After understanding how many nurses responded, next determine exactly what questions were asked and how they were actually worded. For example, “Are you leaving the profession” or “Are you leaving your current position.” Surveys also ask similar questions but with wording that is slightly different: “How often do you think about leaving the nursing profession” or “How often do you think about leaving your position.” Because intention to leave is a precursor to turnover, it is frequently studied in nursing. Regardless, adding the word “intent” to a survey question changes how the results should be interpreted.
Here is what we currently know about nurses leaving their position. From the American Nurses Foundation 2022 Workplace Pulse survey, 49% of acute care nurses intend to leave their current position, with 19% of those in the next six months and 30% by the end of the year. The American Association of Critical-Care Nurses (AACN), that also conducts regular Healthy Work Environments surveys, learned that 36% of respondents (primarily critical care staff nurses) intend to leave their position in the next 12 months. But as it relates to leaving the profession entirely, the AACN work environment study revealed that only 8% of respondents intend to leave the profession, which is similar to a fall 2021 study which found that 10% had that intention.

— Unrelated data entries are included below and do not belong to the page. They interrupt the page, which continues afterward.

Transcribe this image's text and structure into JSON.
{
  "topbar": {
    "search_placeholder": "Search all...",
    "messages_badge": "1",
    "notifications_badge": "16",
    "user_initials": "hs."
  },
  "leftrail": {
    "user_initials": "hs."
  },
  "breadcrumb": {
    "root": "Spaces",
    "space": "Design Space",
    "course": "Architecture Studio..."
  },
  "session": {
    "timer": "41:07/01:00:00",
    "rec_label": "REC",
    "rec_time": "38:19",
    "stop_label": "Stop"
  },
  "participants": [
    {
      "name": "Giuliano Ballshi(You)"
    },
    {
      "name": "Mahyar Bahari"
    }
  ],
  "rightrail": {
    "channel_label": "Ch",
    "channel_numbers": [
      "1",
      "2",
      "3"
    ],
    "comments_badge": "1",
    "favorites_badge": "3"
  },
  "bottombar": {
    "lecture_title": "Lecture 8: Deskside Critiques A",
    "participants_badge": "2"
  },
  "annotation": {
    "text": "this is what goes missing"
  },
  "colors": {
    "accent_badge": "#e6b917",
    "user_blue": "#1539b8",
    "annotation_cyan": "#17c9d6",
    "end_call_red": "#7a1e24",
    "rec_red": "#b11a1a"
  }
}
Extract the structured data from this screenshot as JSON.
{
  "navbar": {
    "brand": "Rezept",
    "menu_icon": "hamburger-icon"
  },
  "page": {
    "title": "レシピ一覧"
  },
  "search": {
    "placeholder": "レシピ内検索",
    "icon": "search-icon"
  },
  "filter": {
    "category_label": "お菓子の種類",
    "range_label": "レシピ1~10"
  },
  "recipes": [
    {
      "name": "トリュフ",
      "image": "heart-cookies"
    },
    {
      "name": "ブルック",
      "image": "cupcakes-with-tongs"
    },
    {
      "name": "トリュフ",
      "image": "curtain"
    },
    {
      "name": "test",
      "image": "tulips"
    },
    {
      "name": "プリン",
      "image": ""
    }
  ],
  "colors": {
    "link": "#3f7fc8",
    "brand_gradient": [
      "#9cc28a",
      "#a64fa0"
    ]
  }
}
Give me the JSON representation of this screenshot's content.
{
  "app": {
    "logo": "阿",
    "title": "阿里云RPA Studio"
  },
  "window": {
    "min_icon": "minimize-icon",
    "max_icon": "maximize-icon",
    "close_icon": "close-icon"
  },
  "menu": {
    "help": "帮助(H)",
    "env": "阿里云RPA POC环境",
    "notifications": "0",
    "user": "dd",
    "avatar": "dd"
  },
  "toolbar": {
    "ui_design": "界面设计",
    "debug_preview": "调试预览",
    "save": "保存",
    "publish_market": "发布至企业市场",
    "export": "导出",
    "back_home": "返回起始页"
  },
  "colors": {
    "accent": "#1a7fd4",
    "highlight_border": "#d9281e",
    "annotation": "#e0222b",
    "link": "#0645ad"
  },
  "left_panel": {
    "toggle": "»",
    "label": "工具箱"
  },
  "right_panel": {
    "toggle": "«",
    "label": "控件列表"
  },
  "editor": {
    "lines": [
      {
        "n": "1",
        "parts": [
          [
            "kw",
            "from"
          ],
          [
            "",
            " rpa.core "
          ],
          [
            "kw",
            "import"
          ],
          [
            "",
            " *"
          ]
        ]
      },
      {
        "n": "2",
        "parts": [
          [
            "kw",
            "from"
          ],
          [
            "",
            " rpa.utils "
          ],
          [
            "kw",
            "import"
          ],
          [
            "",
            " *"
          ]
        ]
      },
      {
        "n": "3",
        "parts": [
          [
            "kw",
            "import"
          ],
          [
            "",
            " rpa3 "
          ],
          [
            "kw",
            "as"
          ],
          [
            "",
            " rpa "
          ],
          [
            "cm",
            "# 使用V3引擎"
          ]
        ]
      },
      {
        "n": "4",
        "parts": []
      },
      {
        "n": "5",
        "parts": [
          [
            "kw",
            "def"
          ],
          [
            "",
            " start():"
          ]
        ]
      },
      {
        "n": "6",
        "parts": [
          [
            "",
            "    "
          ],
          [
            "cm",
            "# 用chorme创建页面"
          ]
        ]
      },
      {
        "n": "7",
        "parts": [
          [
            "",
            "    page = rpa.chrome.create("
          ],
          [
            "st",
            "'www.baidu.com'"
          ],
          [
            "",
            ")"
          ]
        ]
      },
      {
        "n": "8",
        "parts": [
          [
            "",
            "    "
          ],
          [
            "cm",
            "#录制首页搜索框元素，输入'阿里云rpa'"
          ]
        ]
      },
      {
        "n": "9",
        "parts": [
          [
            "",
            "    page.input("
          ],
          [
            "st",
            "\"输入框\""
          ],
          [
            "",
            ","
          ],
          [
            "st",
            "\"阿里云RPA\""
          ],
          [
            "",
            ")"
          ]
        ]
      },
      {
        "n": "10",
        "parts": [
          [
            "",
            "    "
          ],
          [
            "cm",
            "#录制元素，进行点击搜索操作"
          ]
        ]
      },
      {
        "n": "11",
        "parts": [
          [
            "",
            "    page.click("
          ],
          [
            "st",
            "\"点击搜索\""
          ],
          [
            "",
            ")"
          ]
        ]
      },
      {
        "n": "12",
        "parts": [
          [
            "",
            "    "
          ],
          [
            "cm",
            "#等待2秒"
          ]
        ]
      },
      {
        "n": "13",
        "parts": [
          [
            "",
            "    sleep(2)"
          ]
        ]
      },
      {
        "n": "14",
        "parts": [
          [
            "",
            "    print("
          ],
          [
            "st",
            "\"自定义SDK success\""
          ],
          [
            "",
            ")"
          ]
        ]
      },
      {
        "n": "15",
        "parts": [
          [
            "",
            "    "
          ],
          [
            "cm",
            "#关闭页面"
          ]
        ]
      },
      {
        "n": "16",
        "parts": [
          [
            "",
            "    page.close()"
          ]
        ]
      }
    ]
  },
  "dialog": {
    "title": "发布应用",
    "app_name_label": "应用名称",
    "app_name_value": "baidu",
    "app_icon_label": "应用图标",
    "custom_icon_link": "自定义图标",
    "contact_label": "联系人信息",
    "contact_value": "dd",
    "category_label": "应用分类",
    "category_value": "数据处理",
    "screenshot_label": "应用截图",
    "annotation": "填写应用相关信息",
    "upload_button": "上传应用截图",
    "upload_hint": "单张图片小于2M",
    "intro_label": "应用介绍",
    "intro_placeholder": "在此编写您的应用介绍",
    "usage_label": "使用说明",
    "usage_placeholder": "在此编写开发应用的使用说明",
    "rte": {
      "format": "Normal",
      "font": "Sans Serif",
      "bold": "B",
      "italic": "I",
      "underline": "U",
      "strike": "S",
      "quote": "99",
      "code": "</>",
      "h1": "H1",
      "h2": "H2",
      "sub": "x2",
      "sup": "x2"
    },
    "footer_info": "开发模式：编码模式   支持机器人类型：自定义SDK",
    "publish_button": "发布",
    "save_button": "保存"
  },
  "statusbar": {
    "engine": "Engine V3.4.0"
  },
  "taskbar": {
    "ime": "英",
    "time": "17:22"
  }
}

So why should we be concerned? Because the more attention grabbing headlines with such dire predictions about the nursing profession is sending the completely wrong message to consumers, patients, nurses and potential nursing students. Not only do such media stories make it more challenging to recruit into the nursing profession, they’re not even telling the complete story. For example, the AACN survey found that 70% would recommend nursing as a profession and Buerhaus and Auerbach found that 18 and 29 year olds remain interested in nursing.